18/12/2016 às 07h00- Atualizada 19/12/2016 às 09h24

CÂMARA FILMADORA deve ser instalada em todos os táxis até dia 23 de dezembro; já o taxímetro acoplado ao leitor biométrico, começa a ser cobrado a partir de janeiro FERNANDO PRIAMO

Câmera deve ser instalada nos táxis até dia 23; taxímetro acoplado ao leitor biométrico começa a ser cobrado a partir de janeiro

 

Pouco mais de um mês após a chegada da Uber em Juiz de Fora, taxistas estimam queda de até 50% no faturamento, sendo pelo menos 20% atribuídos à migração de passageiros para o aplicativo. Os chamados motoristas parceiros começaram a rodar na cidade no dia 10 de novembro. Desde então, a Settra penalizou nove veículos, com apreensões e multas. Estimativas extraoficiais dão conta de que mais de 60 veículos, vinculados à plataforma, estariam circulando nas ruas.

Segundo o presidente do Sindicato dos Taxistas, Aparecido Fagundes, a queda no faturamento varia entre 40% e 50% em Juiz de Fora. Além da Uber, a recessão no país, que afeta o bolso do consumidor, e o aumento da frota para 630 táxis, como consequência da última licitação, teriam contribuído para a retração. Sobre a concorrência com o aplicativo, Fagundes identifica o envolvimento do Poder Público na causa, mas acredita que é preciso intensificar as ações. “A dificuldade é comprovar que o motorista está realmente fazendo o transporte.”
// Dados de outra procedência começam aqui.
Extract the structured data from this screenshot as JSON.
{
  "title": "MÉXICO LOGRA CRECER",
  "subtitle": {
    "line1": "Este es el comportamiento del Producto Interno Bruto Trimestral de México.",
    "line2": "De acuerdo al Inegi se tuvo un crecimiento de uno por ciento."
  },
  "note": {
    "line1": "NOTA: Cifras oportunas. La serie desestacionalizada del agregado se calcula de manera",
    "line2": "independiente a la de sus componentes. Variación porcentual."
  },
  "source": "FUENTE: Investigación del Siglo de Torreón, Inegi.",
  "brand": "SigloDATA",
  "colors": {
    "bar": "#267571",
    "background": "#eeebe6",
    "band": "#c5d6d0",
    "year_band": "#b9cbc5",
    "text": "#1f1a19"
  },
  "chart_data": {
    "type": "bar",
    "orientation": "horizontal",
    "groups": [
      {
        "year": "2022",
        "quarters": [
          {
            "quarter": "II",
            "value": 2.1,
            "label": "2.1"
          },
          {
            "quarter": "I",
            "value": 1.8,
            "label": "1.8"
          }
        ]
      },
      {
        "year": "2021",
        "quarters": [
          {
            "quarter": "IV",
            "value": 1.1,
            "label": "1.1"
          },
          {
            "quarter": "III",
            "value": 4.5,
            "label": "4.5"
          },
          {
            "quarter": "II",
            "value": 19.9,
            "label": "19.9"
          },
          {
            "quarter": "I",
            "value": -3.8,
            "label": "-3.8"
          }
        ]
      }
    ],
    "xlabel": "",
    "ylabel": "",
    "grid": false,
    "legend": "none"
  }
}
O presidente reforça o acordo feito com a Prefeitura, atribuindo a ela a fiscalização e a punição dos casos, enquanto a entidade de classe desestimula agressões, brigas e danos materiais entre os motoristas. Após a chegada do aplicativo, avalia, há uma preocupação maior dos taxistas com a atenção dedicada aos usuários, evitando reclamações. “Se não conseguimos competir em relação às tarifas, podemos investir no atendimento e na qualidade do serviço.”